Diesel Cycle Calculator
Compute the theoretical thermal efficiency of a Diesel engine cycle from its compression ratio and cut-off ratio. Use this to compare engine designs or understand how operating parameters limit maximum efficiency.
About this calculator
The Diesel cycle models the ideal thermodynamic operation of a compression-ignition engine. Air is compressed isentropically (process 1→2), fuel burns at constant pressure (2→3), the gas expands isentropically (3→4), and heat is rejected at constant volume (4→1). The thermal efficiency is: η = [1 − (1/r_c^(γ−1)) × (r_co^γ − 1)/(γ × (r_co − 1))] × 100%, where r_c is the compression ratio, r_co is the cut-off ratio (V₃/V₂, the ratio of volume after to before combustion), and γ = 1.4 for air. Higher compression ratios always improve efficiency, while a larger cut-off ratio (more fuel burned) reduces efficiency relative to the Otto cycle. Real diesel engines achieve compression ratios of 14–22 and cut-off ratios of 1.5–4, yielding indicated thermal efficiencies of 40–55%.
How to use
Suppose a diesel engine has a compression ratio r_c = 18 and a cut-off ratio r_co = 2. Step 1 — Compute r_c^(γ−1): 18^0.4 ≈ 3.107. Step 2 — Compute r_co^γ: 2^1.4 ≈ 2.639. Step 3 — Evaluate the cut-off bracket: (2.639 − 1)/(1.4 × (2 − 1)) = 1.639/1.4 = 1.171. Step 4 — Apply formula: η = [1 − (1/3.107) × 1.171] × 100 = [1 − 0.3219 × 1.171] × 100 = [1 − 0.3769] × 100 ≈ 62.3%. This is the ideal cycle efficiency; real engine brake thermal efficiency will be lower due to friction and heat losses.
Frequently asked questions
Why is the Diesel cycle more efficient than the Otto cycle at the same compression ratio?

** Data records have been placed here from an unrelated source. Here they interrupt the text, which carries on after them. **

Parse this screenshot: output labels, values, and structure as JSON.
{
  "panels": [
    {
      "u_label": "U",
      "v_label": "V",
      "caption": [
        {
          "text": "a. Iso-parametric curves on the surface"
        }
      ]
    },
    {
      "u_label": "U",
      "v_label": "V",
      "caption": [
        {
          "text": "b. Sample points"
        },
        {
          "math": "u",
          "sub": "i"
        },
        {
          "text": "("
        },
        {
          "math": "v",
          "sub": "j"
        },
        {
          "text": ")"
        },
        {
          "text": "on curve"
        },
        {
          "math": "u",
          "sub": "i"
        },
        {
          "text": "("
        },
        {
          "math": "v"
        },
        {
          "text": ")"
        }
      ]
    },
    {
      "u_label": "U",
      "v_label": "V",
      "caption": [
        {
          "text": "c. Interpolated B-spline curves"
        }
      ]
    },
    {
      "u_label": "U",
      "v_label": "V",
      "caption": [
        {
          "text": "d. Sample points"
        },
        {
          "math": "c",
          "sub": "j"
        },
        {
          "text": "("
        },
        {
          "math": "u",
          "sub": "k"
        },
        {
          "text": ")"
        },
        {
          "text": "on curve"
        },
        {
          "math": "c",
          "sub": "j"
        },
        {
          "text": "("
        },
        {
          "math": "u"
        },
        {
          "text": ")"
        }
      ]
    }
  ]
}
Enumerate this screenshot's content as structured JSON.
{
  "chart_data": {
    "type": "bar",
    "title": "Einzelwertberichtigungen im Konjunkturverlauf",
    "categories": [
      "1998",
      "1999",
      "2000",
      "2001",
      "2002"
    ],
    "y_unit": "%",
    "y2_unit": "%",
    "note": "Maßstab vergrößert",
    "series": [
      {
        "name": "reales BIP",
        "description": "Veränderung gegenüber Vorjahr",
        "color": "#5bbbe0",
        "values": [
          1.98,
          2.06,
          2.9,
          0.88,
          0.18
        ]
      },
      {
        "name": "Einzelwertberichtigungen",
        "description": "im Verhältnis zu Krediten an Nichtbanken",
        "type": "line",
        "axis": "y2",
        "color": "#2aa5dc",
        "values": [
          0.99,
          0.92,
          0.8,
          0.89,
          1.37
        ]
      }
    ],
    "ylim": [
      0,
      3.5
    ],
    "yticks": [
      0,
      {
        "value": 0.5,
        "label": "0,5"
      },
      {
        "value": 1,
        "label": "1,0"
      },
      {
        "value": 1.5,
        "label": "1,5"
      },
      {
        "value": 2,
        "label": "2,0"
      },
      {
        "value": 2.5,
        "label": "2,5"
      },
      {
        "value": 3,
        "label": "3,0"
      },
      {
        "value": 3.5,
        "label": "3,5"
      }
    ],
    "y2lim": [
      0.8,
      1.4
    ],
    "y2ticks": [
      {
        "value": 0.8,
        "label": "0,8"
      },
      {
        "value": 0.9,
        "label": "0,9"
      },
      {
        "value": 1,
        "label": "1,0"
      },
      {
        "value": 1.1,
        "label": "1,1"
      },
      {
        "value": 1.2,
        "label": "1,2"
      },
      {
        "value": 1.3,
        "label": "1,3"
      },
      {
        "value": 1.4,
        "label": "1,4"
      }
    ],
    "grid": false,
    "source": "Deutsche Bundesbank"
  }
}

At the same compression ratio, the Otto cycle (spark-ignition, constant-volume heat addition) actually has higher theoretical efficiency than the Diesel cycle, because the Diesel cycle adds heat at constant pressure over a finite volume expansion, lowering the average temperature at which heat is added. However, diesel engines operate at much higher compression ratios (14–22) than gasoline engines (8–12) because there is no fuel-air mixture present during compression to auto-ignite prematurely. This higher compression ratio more than compensates, giving diesel engines a real-world efficiency advantage over comparable gasoline engines.
What does the cut-off ratio represent in a Diesel cycle?
The cut-off ratio r_co = V₃/V₂ is the ratio of the cylinder volume at the end of combustion (constant-pressure heat addition) to the volume at the start of combustion (top dead center). It is directly related to how much fuel is injected: a larger cut-off ratio means more fuel burned per cycle and greater power output, but it also lowers thermal efficiency. Engineers select the cut-off ratio to balance power demand against efficiency targets. At light load (small fuel injection), the cut-off ratio approaches 1, and Diesel cycle efficiency approaches that of the Otto cycle for the same compression ratio.
How does compression ratio affect Diesel cycle efficiency in practice?
Increasing compression ratio raises the temperature and pressure at the end of compression, allowing more complete combustion and a larger thermodynamic temperature ratio between the hot and cold reservoirs, which directly improves Carnot-like efficiency. In the Diesel efficiency formula, r_c appears as r_c^(γ−1) in the denominator of the loss term — a larger r_c shrinks this term and pushes efficiency toward 100% theoretically. Practical limits include mechanical stress on pistons and bearings, increased NOₓ emissions due to higher peak temperatures, and the need for stronger (heavier) engine structures. Modern truck diesel engines balance these factors at compression ratios around 16–18.